Lawmakers consider fast-track plan for abuse lawsuit window
By Mark Scolforo And Marc Levy
February 04, 2021
|In this Nov. 26, 2019 file photo Rep. Mark Rozzi, D-Berks, speaks during a news conference at Muhlenberg High School in Reading, Pa. A bid to amend the Pennsylvania Constitution to give victims of child sexual abuse a new legal window to sue over otherwise time-barred allegations got new life Thursday, Feb. 4, 2021 days after the disclosure of a paperwork error threw it into disarray.|
Photo by Matt Rourke
A bid to amend the Pennsylvania Constitution to give victims of child sexual abuse a new legal window to sue over otherwise time-barred allegations got new life Thursday, days after the disclosure of a paperwork error threw it into disarray.
Rep. Mark Rozzi, D-Berks, told colleagues during a state House session that Republican leaders in both chambers were working with him and he hoped to get the proposed amendment on the spring primary ballot through a rarely used emergency process allowed in the constitution.
“We’ll be able to pass a standalone quickly and get this on the May ballot as originally intended,” Rozzi said.
Rozzi, a prime backer of the amendment who has told of his rape by a priest when he was 13, said the top-ranking senator in the GOP-majority Senate, President Pro Tempore Jake Corman, supports an emergency amendment process. Corman and other top Senate Republicans were noncommittal or silent Thursday.
“As always, we look forward to reviewing any plan the House is able to pass over to the Senate and that includes an emergency constitutional amendment,” Corman spokesperson Jenn Kocher said.
House Majority Leader Kerry Benninghoff, R-Centre, said in floor remarks that his caucus will work with Rozzi and other backers to get the emergency amendment through the chamber.
The proposed constitutional amendment would give now-adult victims of childhood sexual abuse a two-year reprieve — a so-called window — from time limits in state law that otherwise bar them from suing perpetrators or institutions that may have covered up abuse.
The drive to amend the constitution has been fueled by investigations into child sexual abuse allegations inside Pennsylvania’s Roman Catholic dioceses. But many victims lost their right to sue under Pennsylvania law when they turned 18, 20 or 30, depending on what the law was when they were abused.
With the Harrisburg Diocese and the Boy Scouts of America already in bankruptcy court, time is of the essence for thousands of people in Pennsylvania who were sexually abused as children, a lawyer for victims said.
Ben Andreozzi, a lawyer who represents hundreds of victims of sexual abuse, said Pennsylvania victims who filed a claim in those two bankruptcy cases will be paid a fraction of what they might otherwise receive if the state does not restore their right to sue before those cases wrap up.
“Those victims are literally at the mercy of the Pennsylvania Legislature,” Andreozzi said.
Voters approved adding the emergency amendment process to the constitution in 1967. It was used three times, between 1972 and 1977, according to the Department of State.

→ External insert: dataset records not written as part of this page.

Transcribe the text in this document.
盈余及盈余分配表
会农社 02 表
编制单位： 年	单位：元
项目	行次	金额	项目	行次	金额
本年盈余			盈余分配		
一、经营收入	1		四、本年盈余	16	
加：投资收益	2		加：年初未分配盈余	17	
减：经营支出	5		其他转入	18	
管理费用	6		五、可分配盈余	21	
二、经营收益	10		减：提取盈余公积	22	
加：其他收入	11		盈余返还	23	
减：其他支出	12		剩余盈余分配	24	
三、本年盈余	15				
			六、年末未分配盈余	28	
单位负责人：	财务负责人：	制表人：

The provision is designed to be used “in the event a major emergency threatens or is about to threaten the Commonwealth and if the safety or welfare of the Commonwealth requires prompt amendment,” it says.
The three emergency amendments — in 1972, 1975 and 1977 — were all enacted after the state was struck by flooding or storms, including Hurricane Agnes in 1972.
In each amendment, the provision gave the state Legislature the power to enact laws to provide direct financial assistance to people and private businesses, institutions and organizations to “alleviate the danger, damage, suffering or hardship.”
An emergency amendment requires both chambers to support it with a two-thirds approval vote. That needs to happen at least 30 days before the May 18 primary to appear on the ballot as a referendum.
“We have to find a remedy because these victims’ constitutional rights have been violated and we need to fix this problem,” Rozzi told colleagues.
The proposed amendment had been on track to appear on the May 18 statewide ballot.
But Gov. Tom Wolf’s administration disclosed Monday that the Department of State had failed to advertise the amendment during the 2019-20 legislative session, as required, when the amendment received the first of two rounds of approval in the House and Senate.
That threatens to set back the process by two years, until at least 2023.
Victims have tried for two decades to win back their power to sue, and Democrats have long preferred to restore that right by changing state law.
In 2018, Senate Republicans again blocked passage of such a measure, saying it would be unconstitutional. But they agreed to an alternative, to allow the two-year window to go through the multiyear constitutional amendment process to get to the ballot.